I honestly have no vested interest in any particular header text, so I’ll just wait for consensus here. But there may be a compatibility issue with any change, as Requirements: is currently implemented by pip-run (the pipx support isn’t released, so I don’t count that). So a different header would need some form of transition.

I’ve no idea how much use this feature of pip-run has. Maybe @jaraco has a view?

takluyver · July 20, 2023, 3:39pm

I like this idea, and given that tools are already implementing some form of it, I think it’s worth standardising.

As for the multi-line strings question, I don’t think it’s a showstopper. I could live with either of two compromises:

Tools have to know enough Python syntax to look only at comments. This makes non-Python implementations harder, but they can run a bit of Python helper code to do it, or you can write a Python tokenizer in another language. It’s a limitation, but not the end of the world.
Alternatively, the requirements block must come before any code, so you stop looking for it at the first non-empty, non-comment line. Simpler to implement tools for, more limiting for the user.

PEP 508 does not allow local directories or files as dependecy specifiers.

I think it actually might allow local files. It allows URLs (as in pkg @ https://...), and as far as I can see, it doesn’t specify what schemes are allowed, so I think foo @ file:///home/takluyver/foo-0.1-py3-none-any.whl is valid according to the spec. I haven’t checked what implementations actually do with this.

pf_moore · July 20, 2023, 4:40pm

I agree. My initial reaction was a bit too panicky. I actually think we should apply the “consenting adults” principle here. The rules on how the dependency block is identified and parsed must be clear and unambiguous (I believe they are, but we can fix them if not). But they do not have to prevent users from putting then in dumb places (such as in multi-line strings).

If a developer wants to put something that looks like a dependency block (but isn’t) in a script’s docstring, they have to put the actual dependency block before the docstring, so it gets recognised first. And if they don’t have dependencies, but want to use a tool that looks for a dependency block, they can put in an empty dependency block.

If a developer wants to put a real dependency block in a multi-line string, fine. Let them do it. What’s the harm?

Rules don’t stop people doing stupid things^[1]. Common sense (and other people) stops people doing stupid things.

no matter how much we try to make them ↩︎

jeanas · July 20, 2023, 4:44pm

I don’t like the PEP, as I said above, but assuming that it is going to be done, why not borrow the same syntax as encoding comments? Namely #-*- requirements: numpy, scipy, pandas, rich -*-.

I can also imagine

__requirements__ = """
numpy
scipy
pandas
rich
"""

or even

__metadata__ = """
[project.dependencies]
...
"""

(the latter making it an “inline pyproject.toml”).

pf_moore · July 20, 2023, 4:45pm

I was over-simplifying. It may do, but the usability sucks (no relative paths, and don’t get me started on Windows drive letters).

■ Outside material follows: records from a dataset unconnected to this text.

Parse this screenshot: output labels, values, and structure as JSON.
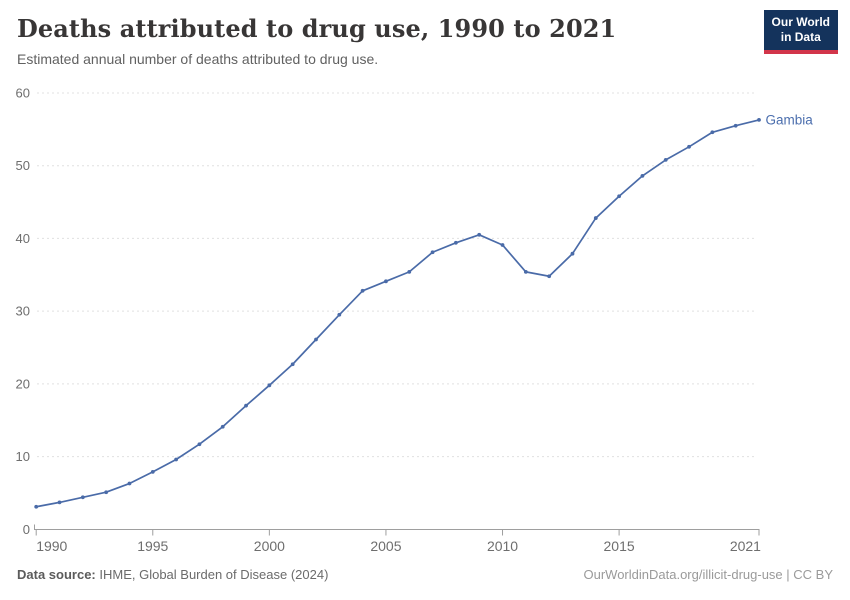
{
  "header": {
    "title": "Deaths attributed to drug use, 1990 to 2021",
    "subtitle": "Estimated annual number of deaths attributed to drug use.",
    "logo": {
      "line1": "Our World",
      "line2": "in Data"
    }
  },
  "footer": {
    "source_label": "Data source:",
    "source_text": " IHME, Global Burden of Disease (2024)",
    "link": "OurWorldinData.org/illicit-drug-use | CC BY"
  },
  "colors": {
    "line": "#4a6ba8",
    "series_label": "#4c6fae",
    "grid": "#e0e0e0",
    "axis": "#9e9e9e",
    "tick_text": "#6e6e6e",
    "logo_bg": "#14335c",
    "logo_accent": "#d2354a"
  },
  "chart_data": {
    "type": "line",
    "title": "Deaths attributed to drug use, 1990 to 2021",
    "subtitle": "Estimated annual number of deaths attributed to drug use.",
    "xlabel": "",
    "ylabel": "",
    "xlim": [
      1990,
      2021
    ],
    "ylim": [
      0,
      60
    ],
    "xticks": [
      1990,
      1995,
      2000,
      2005,
      2010,
      2015,
      2021
    ],
    "yticks": [
      0,
      10,
      20,
      30,
      40,
      50,
      60
    ],
    "grid": "horizontal-dashed",
    "legend_position": "end-of-line-label",
    "x": [
      1990,
      1991,
      1992,
      1993,
      1994,
      1995,
      1996,
      1997,
      1998,
      1999,
      2000,
      2001,
      2002,
      2003,
      2004,
      2005,
      2006,
      2007,
      2008,
      2009,
      2010,
      2011,
      2012,
      2013,
      2014,
      2015,
      2016,
      2017,
      2018,
      2019,
      2020,
      2021
    ],
    "series": [
      {
        "name": "Gambia",
        "color": "#4a6ba8",
        "values": [
          3.1,
          3.7,
          4.4,
          5.1,
          6.3,
          7.9,
          9.6,
          11.7,
          14.1,
          17.0,
          19.8,
          22.7,
          26.1,
          29.5,
          32.8,
          34.1,
          35.4,
          38.1,
          39.4,
          40.5,
          39.1,
          35.4,
          34.8,
          37.9,
          42.8,
          45.8,
          48.6,
          50.8,
          52.6,
          54.6,
          55.5,
          56.3
        ]
      }
    ]
  }
}
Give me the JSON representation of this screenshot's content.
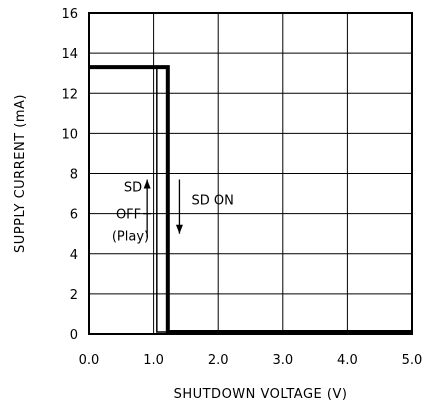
{
  "chart_data": {
    "type": "line",
    "xlabel": "SHUTDOWN VOLTAGE (V)",
    "ylabel": "SUPPLY CURRENT (mA)",
    "xlim": [
      0,
      5
    ],
    "ylim": [
      0,
      16
    ],
    "x_ticks": [
      "0.0",
      "1.0",
      "2.0",
      "3.0",
      "4.0",
      "5.0"
    ],
    "y_ticks": [
      "0",
      "2",
      "4",
      "6",
      "8",
      "10",
      "12",
      "14",
      "16"
    ],
    "grid": true,
    "series": [
      {
        "line_style": "thin",
        "points": [
          [
            0,
            13.3
          ],
          [
            1.05,
            13.3
          ],
          [
            1.05,
            0.1
          ],
          [
            5,
            0.1
          ]
        ]
      },
      {
        "line_style": "thick",
        "points": [
          [
            0,
            13.3
          ],
          [
            1.22,
            13.3
          ],
          [
            1.22,
            0.1
          ],
          [
            5,
            0.1
          ]
        ]
      }
    ],
    "annotations": [
      {
        "id": "sd-off",
        "lines": [
          "SD",
          "OFF",
          "(Play)"
        ],
        "arrow": "up",
        "x": 0.9,
        "y_from": 4.8,
        "y_to": 7.7
      },
      {
        "id": "sd-on",
        "lines": [
          "SD ON"
        ],
        "arrow": "down",
        "x": 1.4,
        "y_from": 7.7,
        "y_to": 5.0
      }
    ],
    "colors": {
      "line": "#000000",
      "grid": "#000000",
      "background": "#ffffff"
    }
  }
}
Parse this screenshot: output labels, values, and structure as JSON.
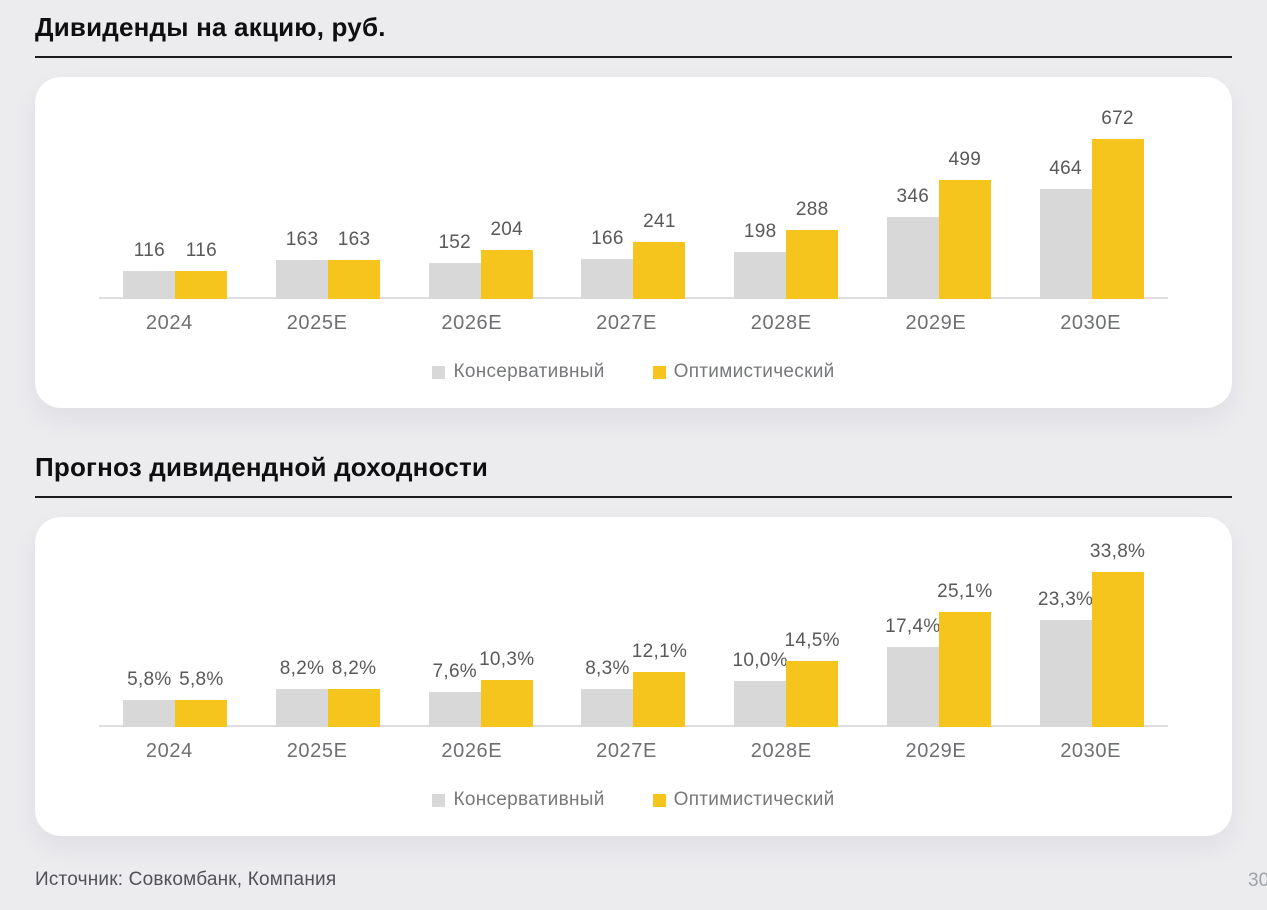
{
  "page": {
    "background": "#ECECEF",
    "card_background": "#FFFFFF",
    "footer": {
      "source": "Источник: Совкомбанк, Компания",
      "page_number": "30"
    }
  },
  "colors": {
    "conservative_series": "#D8D8D8",
    "optimistic_series": "#F5C51D",
    "title_text": "#0F0F10",
    "value_label": "#59595B",
    "axis_label": "#6E6F71",
    "legend_text": "#77787A",
    "axis_line": "#DEDEE0",
    "source_text": "#515257"
  },
  "chart_data": [
    {
      "type": "bar",
      "title": "Дивиденды на акцию, руб.",
      "categories": [
        "2024",
        "2025E",
        "2026E",
        "2027E",
        "2028E",
        "2029E",
        "2030E"
      ],
      "series": [
        {
          "name": "Консервативный",
          "color": "#D8D8D8",
          "values": [
            116,
            163,
            152,
            166,
            198,
            346,
            464
          ],
          "labels": [
            "116",
            "163",
            "152",
            "166",
            "198",
            "346",
            "464"
          ]
        },
        {
          "name": "Оптимистический",
          "color": "#F5C51D",
          "values": [
            116,
            163,
            204,
            241,
            288,
            499,
            672
          ],
          "labels": [
            "116",
            "163",
            "204",
            "241",
            "288",
            "499",
            "672"
          ]
        }
      ],
      "ylim": [
        0,
        672
      ],
      "grid": false,
      "legend_position": "bottom",
      "value_labels_shown": true
    },
    {
      "type": "bar",
      "title": "Прогноз дивидендной доходности",
      "categories": [
        "2024",
        "2025E",
        "2026E",
        "2027E",
        "2028E",
        "2029E",
        "2030E"
      ],
      "series": [
        {
          "name": "Консервативный",
          "color": "#D8D8D8",
          "values": [
            5.8,
            8.2,
            7.6,
            8.3,
            10.0,
            17.4,
            23.3
          ],
          "labels": [
            "5,8%",
            "8,2%",
            "7,6%",
            "8,3%",
            "10,0%",
            "17,4%",
            "23,3%"
          ]
        },
        {
          "name": "Оптимистический",
          "color": "#F5C51D",
          "values": [
            5.8,
            8.2,
            10.3,
            12.1,
            14.5,
            25.1,
            33.8
          ],
          "labels": [
            "5,8%",
            "8,2%",
            "10,3%",
            "12,1%",
            "14,5%",
            "25,1%",
            "33,8%"
          ]
        }
      ],
      "ylim": [
        0,
        33.8
      ],
      "grid": false,
      "legend_position": "bottom",
      "value_labels_shown": true
    }
  ]
}
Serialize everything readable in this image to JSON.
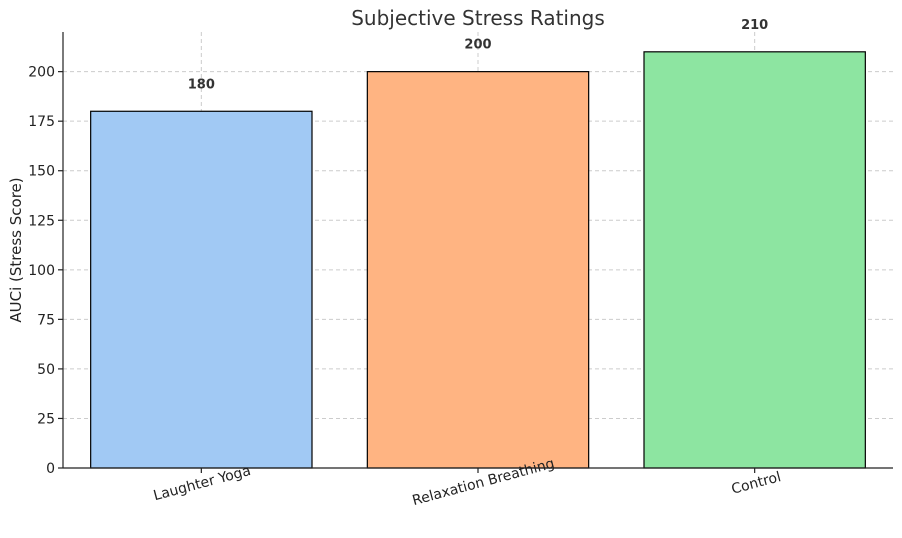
{
  "chart_data": {
    "type": "bar",
    "title": "Subjective Stress Ratings",
    "xlabel": "",
    "ylabel": "AUCi (Stress Score)",
    "categories": [
      "Laughter Yoga",
      "Relaxation Breathing",
      "Control"
    ],
    "values": [
      180,
      200,
      210
    ],
    "data_labels": [
      "180",
      "200",
      "210"
    ],
    "colors": [
      "#a1c9f4",
      "#ffb482",
      "#8de5a1"
    ],
    "ylim": [
      0,
      220
    ],
    "yticks": [
      0,
      25,
      50,
      75,
      100,
      125,
      150,
      175,
      200
    ],
    "grid": true,
    "legend": "none"
  }
}
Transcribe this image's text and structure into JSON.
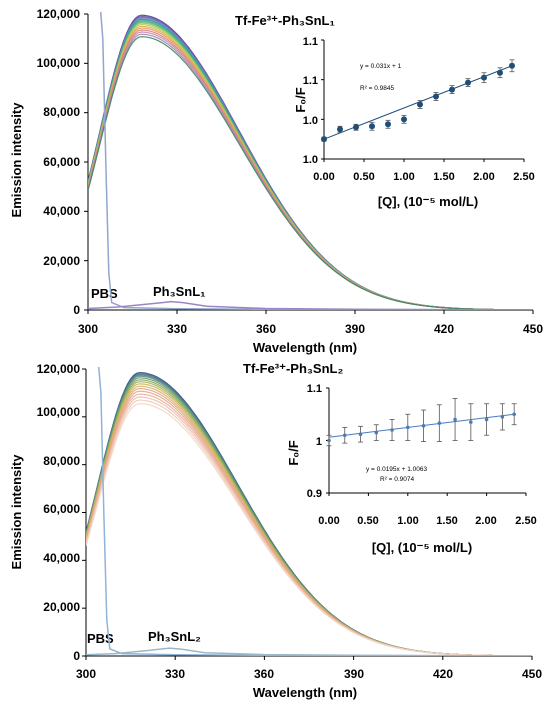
{
  "chart_data": [
    {
      "type": "line",
      "title": "Tf-Fe³⁺-Ph₃SnL₁",
      "xlabel": "Wavelength (nm)",
      "ylabel": "Emission intensity",
      "xlim": [
        300,
        450
      ],
      "ylim": [
        0,
        120000
      ],
      "x_ticks": [
        "300",
        "330",
        "360",
        "390",
        "420",
        "450"
      ],
      "y_ticks": [
        "0",
        "20,000",
        "40,000",
        "60,000",
        "80,000",
        "100,000",
        "120,000"
      ],
      "annotations": [
        "PBS",
        "Ph₃SnL₁"
      ],
      "main_series": {
        "count": 15,
        "peak_x": 318,
        "peaks": [
          119500,
          119000,
          118600,
          118200,
          117800,
          117300,
          116800,
          116300,
          115700,
          115000,
          114300,
          113500,
          112700,
          111800,
          110800
        ],
        "colors": [
          "#4a3f8f",
          "#6a5aa8",
          "#7a6db3",
          "#8e88c0",
          "#1f9aa8",
          "#2ab0a0",
          "#5fb36a",
          "#8fc45a",
          "#b9c95a",
          "#d9b24d",
          "#e39a5c",
          "#d77f76",
          "#c98aa6",
          "#a47fb8",
          "#3c8a5a"
        ]
      },
      "pbs_series": {
        "x": [
          300,
          304,
          305,
          306,
          307,
          308,
          312,
          330,
          360,
          390,
          420,
          450
        ],
        "y": [
          130000,
          125000,
          110000,
          60000,
          15000,
          3000,
          1000,
          500,
          300,
          200,
          100,
          0
        ],
        "color": "#8fa6cf"
      },
      "compound_series": {
        "x": [
          300,
          310,
          320,
          325,
          328,
          332,
          340,
          360,
          390,
          420,
          450
        ],
        "y": [
          600,
          1200,
          2400,
          3000,
          3400,
          3000,
          1500,
          600,
          300,
          150,
          0
        ],
        "color": "#9a86c6"
      },
      "inset": {
        "type": "scatter",
        "xlabel": "[Q], (10⁻⁵ mol/L)",
        "ylabel": "F₀/F",
        "x_ticks": [
          "0.00",
          "0.50",
          "1.00",
          "1.50",
          "2.00",
          "2.50"
        ],
        "y_tick_labels": [
          "1.0",
          "1.0",
          "1.1",
          "1.1"
        ],
        "xlim": [
          0,
          2.5
        ],
        "ylim": [
          0.98,
          1.1
        ],
        "equation": "y = 0.031x + 1",
        "r2": "R² = 0.9845",
        "x": [
          0,
          0.2,
          0.4,
          0.6,
          0.8,
          1.0,
          1.2,
          1.4,
          1.6,
          1.8,
          2.0,
          2.2,
          2.35
        ],
        "y": [
          1.0,
          1.01,
          1.012,
          1.013,
          1.015,
          1.02,
          1.035,
          1.043,
          1.05,
          1.057,
          1.062,
          1.067,
          1.074
        ],
        "err": [
          0.002,
          0.003,
          0.003,
          0.004,
          0.004,
          0.004,
          0.004,
          0.004,
          0.004,
          0.004,
          0.005,
          0.005,
          0.006
        ],
        "fit": {
          "slope": 0.031,
          "intercept": 1
        },
        "color": "#1f4e79"
      }
    },
    {
      "type": "line",
      "title": "Tf-Fe³⁺-Ph₃SnL₂",
      "xlabel": "Wavelength (nm)",
      "ylabel": "Emission intensity",
      "xlim": [
        300,
        450
      ],
      "ylim": [
        0,
        120000
      ],
      "x_ticks": [
        "300",
        "330",
        "360",
        "390",
        "420",
        "450"
      ],
      "y_ticks": [
        "0",
        "20,000",
        "40,000",
        "60,000",
        "80,000",
        "100,000",
        "120,000"
      ],
      "annotations": [
        "PBS",
        "Ph₃SnL₂"
      ],
      "main_series": {
        "count": 15,
        "peak_x": 318,
        "peaks": [
          118500,
          118000,
          117500,
          117000,
          116300,
          115500,
          114700,
          113800,
          112800,
          111800,
          110700,
          109500,
          108300,
          107000,
          105500
        ],
        "colors": [
          "#2f4f7f",
          "#3f6a8f",
          "#4f7f8a",
          "#5e8f7e",
          "#6e9a6a",
          "#86a85c",
          "#a3b25a",
          "#c3b65a",
          "#d9b06a",
          "#e3a77a",
          "#e7a38a",
          "#e9ae9a",
          "#edbfae",
          "#f0cbb9",
          "#f2d6c6"
        ]
      },
      "pbs_series": {
        "x": [
          300,
          304,
          305,
          306,
          307,
          308,
          312,
          330,
          360,
          390,
          420,
          450
        ],
        "y": [
          130000,
          125000,
          110000,
          60000,
          15000,
          3000,
          1000,
          500,
          300,
          200,
          100,
          0
        ],
        "color": "#8fb3d9"
      },
      "compound_series": {
        "x": [
          300,
          310,
          320,
          325,
          328,
          332,
          340,
          360,
          390,
          420,
          450
        ],
        "y": [
          500,
          1000,
          2200,
          2900,
          3300,
          2900,
          1400,
          600,
          300,
          150,
          0
        ],
        "color": "#9ab8c8"
      },
      "inset": {
        "type": "scatter",
        "xlabel": "[Q], (10⁻⁵ mol/L)",
        "ylabel": "F₀/F",
        "x_ticks": [
          "0.00",
          "0.50",
          "1.00",
          "1.50",
          "2.00",
          "2.50"
        ],
        "y_tick_labels": [
          "0.9",
          "1",
          "1.1"
        ],
        "xlim": [
          0,
          2.5
        ],
        "ylim": [
          0.9,
          1.1
        ],
        "equation": "y = 0.0195x + 1.0063",
        "r2": "R² = 0.9074",
        "x": [
          0,
          0.2,
          0.4,
          0.6,
          0.8,
          1.0,
          1.2,
          1.4,
          1.6,
          1.8,
          2.0,
          2.2,
          2.35
        ],
        "y": [
          1.0,
          1.01,
          1.012,
          1.015,
          1.02,
          1.025,
          1.028,
          1.033,
          1.04,
          1.035,
          1.04,
          1.045,
          1.05
        ],
        "err": [
          0.01,
          0.015,
          0.015,
          0.015,
          0.02,
          0.025,
          0.03,
          0.035,
          0.04,
          0.035,
          0.03,
          0.025,
          0.02
        ],
        "fit": {
          "slope": 0.0195,
          "intercept": 1.0063
        },
        "color": "#4a7bb7"
      }
    }
  ]
}
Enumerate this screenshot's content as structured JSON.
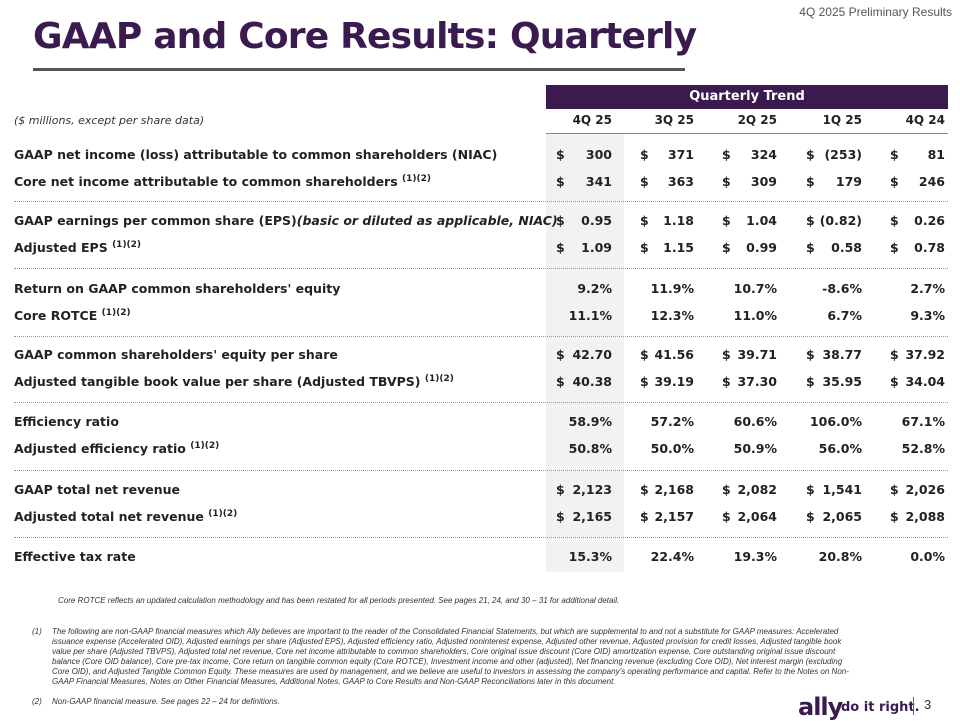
{
  "header": {
    "top_right": "4Q 2025 Preliminary Results",
    "title": "GAAP and Core Results: Quarterly"
  },
  "table": {
    "group_header": "Quarterly Trend",
    "units_note": "($ millions, except per share data)",
    "columns": [
      "4Q 25",
      "3Q 25",
      "2Q 25",
      "1Q 25",
      "4Q 24"
    ],
    "rows": [
      {
        "label": "GAAP net income (loss) attributable to common shareholders (NIAC)",
        "sup": "",
        "italic": "",
        "dollar": true,
        "values": [
          "300",
          "371",
          "324",
          "(253)",
          "81"
        ]
      },
      {
        "label": "Core net income attributable to common shareholders",
        "sup": "(1)(2)",
        "italic": "",
        "dollar": true,
        "values": [
          "341",
          "363",
          "309",
          "179",
          "246"
        ]
      },
      {
        "label": "GAAP earnings per common share (EPS)",
        "sup": "",
        "italic": "(basic or diluted as applicable, NIAC)",
        "dollar": true,
        "values": [
          "0.95",
          "1.18",
          "1.04",
          "(0.82)",
          "0.26"
        ]
      },
      {
        "label": "Adjusted EPS",
        "sup": "(1)(2)",
        "italic": "",
        "dollar": true,
        "values": [
          "1.09",
          "1.15",
          "0.99",
          "0.58",
          "0.78"
        ]
      },
      {
        "label": "Return on GAAP common shareholders' equity",
        "sup": "",
        "italic": "",
        "dollar": false,
        "values": [
          "9.2%",
          "11.9%",
          "10.7%",
          "-8.6%",
          "2.7%"
        ]
      },
      {
        "label": "Core ROTCE",
        "sup": "(1)(2)",
        "italic": "",
        "dollar": false,
        "values": [
          "11.1%",
          "12.3%",
          "11.0%",
          "6.7%",
          "9.3%"
        ]
      },
      {
        "label": "GAAP common shareholders' equity per share",
        "sup": "",
        "italic": "",
        "dollar": true,
        "values": [
          "42.70",
          "41.56",
          "39.71",
          "38.77",
          "37.92"
        ]
      },
      {
        "label": "Adjusted tangible book value per share (Adjusted TBVPS)",
        "sup": "(1)(2)",
        "italic": "",
        "dollar": true,
        "values": [
          "40.38",
          "39.19",
          "37.30",
          "35.95",
          "34.04"
        ]
      },
      {
        "label": "Efficiency ratio",
        "sup": "",
        "italic": "",
        "dollar": false,
        "values": [
          "58.9%",
          "57.2%",
          "60.6%",
          "106.0%",
          "67.1%"
        ]
      },
      {
        "label": "Adjusted efficiency ratio",
        "sup": "(1)(2)",
        "italic": "",
        "dollar": false,
        "values": [
          "50.8%",
          "50.0%",
          "50.9%",
          "56.0%",
          "52.8%"
        ]
      },
      {
        "label": "GAAP total net revenue",
        "sup": "",
        "italic": "",
        "dollar": true,
        "values": [
          "2,123",
          "2,168",
          "2,082",
          "1,541",
          "2,026"
        ]
      },
      {
        "label": "Adjusted total net revenue",
        "sup": "(1)(2)",
        "italic": "",
        "dollar": true,
        "values": [
          "2,165",
          "2,157",
          "2,064",
          "2,065",
          "2,088"
        ]
      },
      {
        "label": "Effective tax rate",
        "sup": "",
        "italic": "",
        "dollar": false,
        "values": [
          "15.3%",
          "22.4%",
          "19.3%",
          "20.8%",
          "0.0%"
        ]
      }
    ]
  },
  "notes": {
    "core_rotce": "Core ROTCE reflects an updated calculation methodology and has been restated for all periods presented. See pages 21, 24, and 30 – 31 for additional detail.",
    "fn1_marker": "(1)",
    "fn1_text": "The following are non-GAAP financial measures which Ally believes are important to the reader of the Consolidated Financial Statements, but which are supplemental to and not a substitute for GAAP measures: Accelerated issuance expense (Accelerated OID), Adjusted earnings per share (Adjusted EPS), Adjusted efficiency ratio, Adjusted noninterest expense, Adjusted other revenue, Adjusted provision for credit losses, Adjusted tangible book value per share (Adjusted TBVPS), Adjusted total net revenue, Core net income attributable to common shareholders, Core original issue discount (Core OID) amortization expense, Core outstanding original issue discount balance (Core OID balance), Core pre-tax income, Core return on tangible common equity (Core ROTCE), Investment income and other (adjusted), Net financing revenue (excluding Core OID), Net interest margin (excluding Core OID), and Adjusted Tangible Common Equity. These measures are used by management, and we believe are useful to investors in assessing the company’s operating performance and capital. Refer to the Notes on Non-GAAP Financial Measures, Notes on Other Financial Measures, Additional Notes, GAAP to Core Results and Non-GAAP Reconciliations later in this document.",
    "fn2_marker": "(2)",
    "fn2_text": "Non-GAAP financial measure. See pages 22 – 24 for definitions."
  },
  "footer": {
    "logo": "ally",
    "tagline": "do it right.",
    "page_number": "3"
  },
  "colors": {
    "brand_purple": "#3b1a4f"
  }
}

My point here was that tools may reasonably want to allow extended forms of dependency specifier, and I don’t want to disallow that, even though it’s not something I want to try to define in the PEP. The obvious extension is “anything that pip can use as a requirement” (and that’s what pipx and, I believe, pip-run allow).

pf_moore · July 20, 2023, 4:50pm

Jean Abou Samra:

I can also imagine
__requirements__ = """
numpy
scipy
pandas
rich
"""
or even
__metadata__ = """
[project.dependencies]
...
(the latter making it an “inline pyproject.toml”).

These ideas are addressed in the PEP (“Why not include other metadata?” and “Why not make the dependencies visible at runtime?”). I imagine you’ll disagree with those sections as well, of course. And it’s perfectly fine for you to disagree - this isn’t going to be something everyone will like. But if you have suggestions or questions that aren’t already covered in the PEP, please do ask them - I’ll be updating the PEP based on the feedback here, so I want to make sure I hear everyone’s views.

(The idea of an encoding comment style is one I’ll think about. I don’t like it, but I need to articulate why if I want to represent it fairly in the PEP).